Friday April 13 2018
By REUTERS
By Allan Olingo

Uganda is considering a request from Israel to take in 500 migrants from Eritrea and Sudan, a minister said on Friday, the first time the East African nation has acknowledged it is in talks over such a deal.

“The State of Israel working with other refugees’ managing organisations has requested Uganda to allow about 500 Eritreans and Sudanese to relocate to Uganda.

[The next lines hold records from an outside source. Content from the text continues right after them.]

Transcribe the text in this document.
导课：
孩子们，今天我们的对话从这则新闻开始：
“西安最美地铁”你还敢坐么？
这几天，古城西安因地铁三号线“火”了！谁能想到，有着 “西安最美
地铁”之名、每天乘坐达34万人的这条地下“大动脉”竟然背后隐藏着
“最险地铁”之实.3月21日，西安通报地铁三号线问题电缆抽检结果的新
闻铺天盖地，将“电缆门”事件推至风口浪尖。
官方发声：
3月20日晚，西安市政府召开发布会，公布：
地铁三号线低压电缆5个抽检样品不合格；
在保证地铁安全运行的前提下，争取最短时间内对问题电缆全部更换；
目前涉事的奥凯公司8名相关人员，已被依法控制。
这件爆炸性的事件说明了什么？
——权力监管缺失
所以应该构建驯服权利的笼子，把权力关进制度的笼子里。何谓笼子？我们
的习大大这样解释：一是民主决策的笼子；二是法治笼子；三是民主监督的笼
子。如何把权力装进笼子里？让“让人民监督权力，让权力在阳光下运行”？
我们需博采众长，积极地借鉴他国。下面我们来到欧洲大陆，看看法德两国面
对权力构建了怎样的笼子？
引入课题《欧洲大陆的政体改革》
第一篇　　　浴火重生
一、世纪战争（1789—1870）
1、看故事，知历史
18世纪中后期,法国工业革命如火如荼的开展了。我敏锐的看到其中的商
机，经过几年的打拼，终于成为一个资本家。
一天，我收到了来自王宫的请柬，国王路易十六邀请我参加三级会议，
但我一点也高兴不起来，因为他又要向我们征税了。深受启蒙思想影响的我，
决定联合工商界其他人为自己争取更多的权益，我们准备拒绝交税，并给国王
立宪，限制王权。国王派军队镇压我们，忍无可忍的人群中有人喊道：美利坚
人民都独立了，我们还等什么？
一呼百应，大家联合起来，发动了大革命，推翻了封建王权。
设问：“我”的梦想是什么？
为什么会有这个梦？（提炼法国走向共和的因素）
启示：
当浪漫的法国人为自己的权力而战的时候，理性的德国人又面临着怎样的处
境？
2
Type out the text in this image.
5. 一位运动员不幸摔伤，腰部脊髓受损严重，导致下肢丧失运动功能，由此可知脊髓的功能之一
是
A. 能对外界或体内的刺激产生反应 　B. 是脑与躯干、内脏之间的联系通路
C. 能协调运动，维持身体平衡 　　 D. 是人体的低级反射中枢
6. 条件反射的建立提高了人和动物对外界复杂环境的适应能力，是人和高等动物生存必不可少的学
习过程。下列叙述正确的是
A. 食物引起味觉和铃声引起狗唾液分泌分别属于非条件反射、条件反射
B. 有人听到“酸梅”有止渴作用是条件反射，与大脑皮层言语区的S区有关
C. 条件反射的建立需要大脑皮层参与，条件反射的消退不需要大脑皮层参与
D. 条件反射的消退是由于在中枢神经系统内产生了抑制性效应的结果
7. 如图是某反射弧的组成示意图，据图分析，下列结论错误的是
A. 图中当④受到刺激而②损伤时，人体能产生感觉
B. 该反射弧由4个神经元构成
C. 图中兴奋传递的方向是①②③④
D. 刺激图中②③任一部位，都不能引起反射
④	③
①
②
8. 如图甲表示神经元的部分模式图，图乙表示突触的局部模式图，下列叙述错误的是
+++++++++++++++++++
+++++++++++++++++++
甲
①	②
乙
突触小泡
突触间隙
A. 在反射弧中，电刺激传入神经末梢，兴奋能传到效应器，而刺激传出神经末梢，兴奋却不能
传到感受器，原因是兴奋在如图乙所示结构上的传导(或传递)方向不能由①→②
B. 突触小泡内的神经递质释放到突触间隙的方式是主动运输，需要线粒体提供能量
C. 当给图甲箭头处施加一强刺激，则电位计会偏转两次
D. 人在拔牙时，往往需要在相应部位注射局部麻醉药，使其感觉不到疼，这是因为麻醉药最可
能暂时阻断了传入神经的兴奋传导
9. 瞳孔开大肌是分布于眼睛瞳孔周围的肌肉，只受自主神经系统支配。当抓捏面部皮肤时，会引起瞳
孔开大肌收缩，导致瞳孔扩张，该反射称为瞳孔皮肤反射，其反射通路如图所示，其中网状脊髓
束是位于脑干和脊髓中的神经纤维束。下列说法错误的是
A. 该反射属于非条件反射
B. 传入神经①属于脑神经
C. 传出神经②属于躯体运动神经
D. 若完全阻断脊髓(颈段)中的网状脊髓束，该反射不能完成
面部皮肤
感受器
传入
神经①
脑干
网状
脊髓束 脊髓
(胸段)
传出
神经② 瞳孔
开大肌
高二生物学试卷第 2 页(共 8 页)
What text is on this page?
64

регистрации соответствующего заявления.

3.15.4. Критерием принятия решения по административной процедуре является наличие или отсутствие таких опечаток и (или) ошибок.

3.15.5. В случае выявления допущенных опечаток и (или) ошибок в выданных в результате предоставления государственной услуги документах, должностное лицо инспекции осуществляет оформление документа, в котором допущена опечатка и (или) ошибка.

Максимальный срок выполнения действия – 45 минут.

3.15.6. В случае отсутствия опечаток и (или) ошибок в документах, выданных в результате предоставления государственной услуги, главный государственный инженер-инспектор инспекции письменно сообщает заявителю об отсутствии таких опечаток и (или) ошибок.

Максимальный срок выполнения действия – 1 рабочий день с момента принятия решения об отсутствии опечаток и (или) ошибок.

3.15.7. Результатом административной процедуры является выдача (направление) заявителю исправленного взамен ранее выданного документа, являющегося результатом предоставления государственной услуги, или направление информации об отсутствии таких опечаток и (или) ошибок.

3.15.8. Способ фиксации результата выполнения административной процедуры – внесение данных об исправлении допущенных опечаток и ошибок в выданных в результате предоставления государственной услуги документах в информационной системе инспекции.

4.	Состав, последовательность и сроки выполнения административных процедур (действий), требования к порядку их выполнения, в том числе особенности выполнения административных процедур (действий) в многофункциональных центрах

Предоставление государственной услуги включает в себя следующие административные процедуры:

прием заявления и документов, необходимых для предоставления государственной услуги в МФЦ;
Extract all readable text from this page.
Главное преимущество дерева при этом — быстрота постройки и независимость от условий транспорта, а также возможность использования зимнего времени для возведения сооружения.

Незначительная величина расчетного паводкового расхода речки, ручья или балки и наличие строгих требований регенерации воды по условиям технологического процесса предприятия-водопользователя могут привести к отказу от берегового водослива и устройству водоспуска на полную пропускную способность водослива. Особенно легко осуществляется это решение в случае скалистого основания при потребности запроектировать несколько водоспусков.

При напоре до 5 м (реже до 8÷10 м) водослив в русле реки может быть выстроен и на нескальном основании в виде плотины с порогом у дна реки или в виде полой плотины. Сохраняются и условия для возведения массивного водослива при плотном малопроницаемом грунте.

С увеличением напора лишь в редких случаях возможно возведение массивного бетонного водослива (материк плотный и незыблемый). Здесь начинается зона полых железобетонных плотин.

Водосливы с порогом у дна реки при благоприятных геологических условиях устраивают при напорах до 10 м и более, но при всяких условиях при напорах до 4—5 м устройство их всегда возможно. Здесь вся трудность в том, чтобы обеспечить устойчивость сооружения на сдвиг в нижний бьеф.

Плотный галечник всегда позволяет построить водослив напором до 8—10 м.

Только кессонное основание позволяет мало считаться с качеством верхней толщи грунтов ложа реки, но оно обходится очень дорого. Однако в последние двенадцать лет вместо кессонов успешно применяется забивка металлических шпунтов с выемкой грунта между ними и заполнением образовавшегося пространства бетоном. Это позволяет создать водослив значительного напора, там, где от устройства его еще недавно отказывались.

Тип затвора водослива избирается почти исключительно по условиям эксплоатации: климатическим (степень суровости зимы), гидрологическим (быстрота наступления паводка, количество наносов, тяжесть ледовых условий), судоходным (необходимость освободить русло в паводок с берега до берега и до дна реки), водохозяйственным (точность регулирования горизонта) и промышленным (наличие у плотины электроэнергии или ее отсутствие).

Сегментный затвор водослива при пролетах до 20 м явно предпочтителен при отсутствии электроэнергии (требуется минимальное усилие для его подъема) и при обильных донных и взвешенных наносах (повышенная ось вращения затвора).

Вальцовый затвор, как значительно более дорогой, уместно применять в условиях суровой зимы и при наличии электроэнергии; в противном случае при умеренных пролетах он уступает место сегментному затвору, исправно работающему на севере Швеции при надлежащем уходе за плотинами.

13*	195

The government and ministry are positively considering the request,” Musa Ecweru, Minister of State for Relief, Disaster Preparedness and Refugees, said in a statement.

About 4,000 migrants have left Israel for Rwanda and Uganda since 2013 under a voluntary programme but Prime Minister Benjamin Netanyahu has come under pressure from his right-wing voter base to expel more than 32,000 immigrants.

In January, Israel started handing out notices to male migrants from Eritrea and Sudan giving them three months to take the voluntary deal with a plane ticket and $3,500 or risk being thrown in jail.

Uganda remained Israel’s only hope for its deportation plan after Rwanda publicly disowned Mr Netanyahu over the deal last week.

A Tel Aviv court was last Thursday told that the Uganda deal was "imminent" and that a special envoy it had dispatched to Kampala had been assured of safe conditions for the immigrants.